Issue 2: Did the General Division fail to observe a principle of natural justice by favouring the Minister?

[12] The Applicant suggests that it was unfair of the General Division to subject him to questioning at the hearing but not require the same of the Minister, who did not have to explain the logic he used to deny him his pension.

[13] Again, I do not see an arguable case on this point.

[14] First, a negative outcome is not by itself an indicator of unfairness. In the absence of any specific evidence to support a breach of natural justice, broad allegations of misconduct are an insufficient basis of appeal. 

[15] Second,the record shows that the General Division notified both parties about the hearing.Footnote 6 However, the Minister exercised his right not to attend or send a representative—a right that also belonged to the Applicant.

[16] Finally, the case law is clear that the burden of proof lies lies with the person claiming entitlement to OAS benefits.Footnote 7 The onus is on the Applicant to prove that he is entitled to the OAS pension; it is not the job of the Minister or the General Division to prove that he is not. In any event, I see that the Minister offered detailed written reasons for its decision on several occasions—in its initial denial letter, on reconsideration, and again shortly before the General Division hearing.

Issue 3: Did the General Division fail to consider a significant part of the Applicant’s submissions?

[17] The Applicant does not specify what part of his submissions were ignored, but I see that the thrust of his argument at the General Division was that the university he worked for in Poland went bankrupt. He claimed that, even though the university made contributions to the Polish social security system on his behalf, he was not paid for the work that he did there.Footnote 8

[18] My review of the record indicates that the General Division did not ignore the circumstances behind the Applicant’s Polish contributions; in fact, it referred to them in its decision, although it ultimately gave them little relevance:

He was making compulsory contributions according to the Polish Social Security system by reason of employment. I have been given no reason to doubt the Polish government’s records of his contributions.

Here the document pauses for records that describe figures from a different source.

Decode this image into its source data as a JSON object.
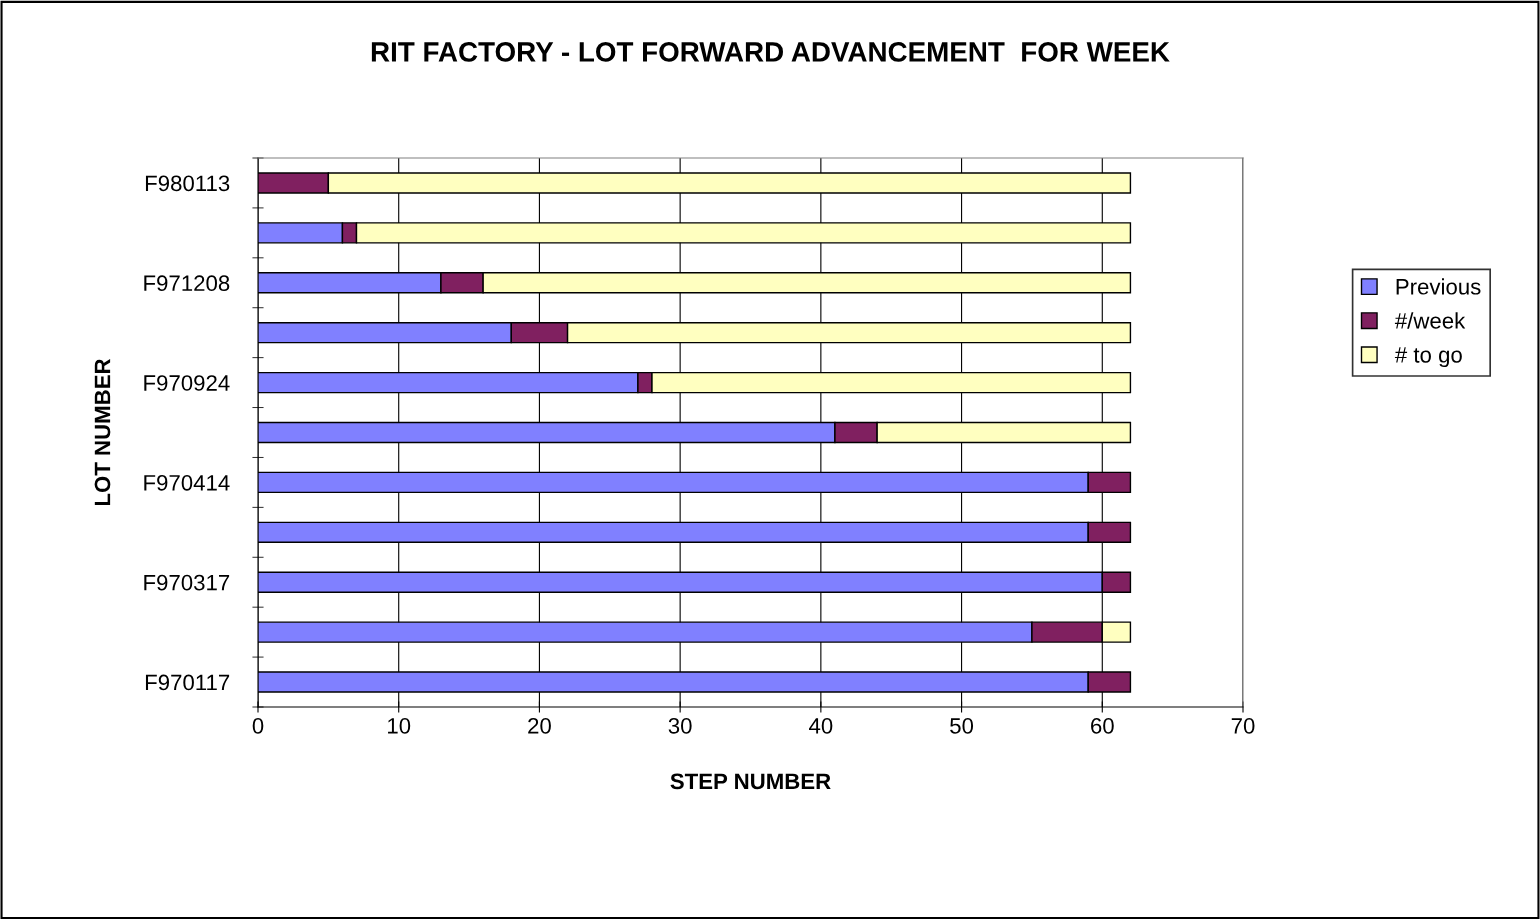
{
  "chart_data": {
    "type": "bar",
    "orientation": "horizontal",
    "stacked": true,
    "title": "RIT FACTORY - LOT FORWARD ADVANCEMENT  FOR WEEK",
    "xlabel": "STEP NUMBER",
    "ylabel": "LOT NUMBER",
    "categories": [
      "F980113",
      null,
      "F971208",
      null,
      "F970924",
      null,
      "F970414",
      null,
      "F970317",
      null,
      "F970117"
    ],
    "series": [
      {
        "name": "Previous",
        "color": "#8080ff",
        "values": [
          0,
          6,
          13,
          18,
          27,
          41,
          59,
          59,
          60,
          55,
          59
        ]
      },
      {
        "name": "#/week",
        "color": "#802060",
        "values": [
          5,
          1,
          3,
          4,
          1,
          3,
          3,
          3,
          2,
          5,
          3
        ]
      },
      {
        "name": "# to go",
        "color": "#ffffc0",
        "values": [
          57,
          55,
          46,
          40,
          34,
          18,
          null,
          null,
          null,
          2,
          null
        ]
      }
    ],
    "xlim": [
      0,
      70
    ],
    "xticks": [
      0,
      10,
      20,
      30,
      40,
      50,
      60,
      70
    ],
    "grid": "x",
    "legend": "right"
  }
}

I am not persuaded that these payments did not apply because the university did not pay him.Footnote 9

[19] As finder of fact, the General Division is entitled to weigh the evidence as it sees fit within the limits of section 58(1) of the DESDA. In concluding that the Applicant made compulsory contributions to Polish social security, the General Division was acting within its jurisdiction to make a finding based on its assessment of the evidence before it. Hence, I do not see how this proposed ground of appeal has a reasonable chance of success, arising out of the fact that the General Division chose to place less weight on some of the evidence than what the Applicant submits was appropriate. In Simpson v Canada,Footnote 10 the Federal Court of Appeal held:

[A]ssigning weight to evidence, whether oral or written, is the province of the trier of fact. Accordingly, a court hearing an appeal or an application for judicial review may not normally substitute its view of the probative value of evidence for that of the tribunal that made the impugned finding of fact.

[20] The Applicant also claims that he has been the victim of administrative malfeasance, accusing the Minister and his department of deliberately delaying the processing of his claim in order to deprive him of “the opportunity to learn much early [sic] about overlapping creditable periods in Poland and interrupt [his] employment relationship in Poland.”

[21] I do not see an arguable case here either. Again, the General Division addressed the Applicant’s submissions on this point in its decision, finding—correctly—that it did not have jurisdiction to consider allegations of erroneous advice or administrative error.Footnote 11

Conclusion

[22] Since the Applicant has not identified any grounds of appeal under subsection 58(1) of the DESDA that would have a reasonable chance of success on appeal, the application for leave to appeal is refused.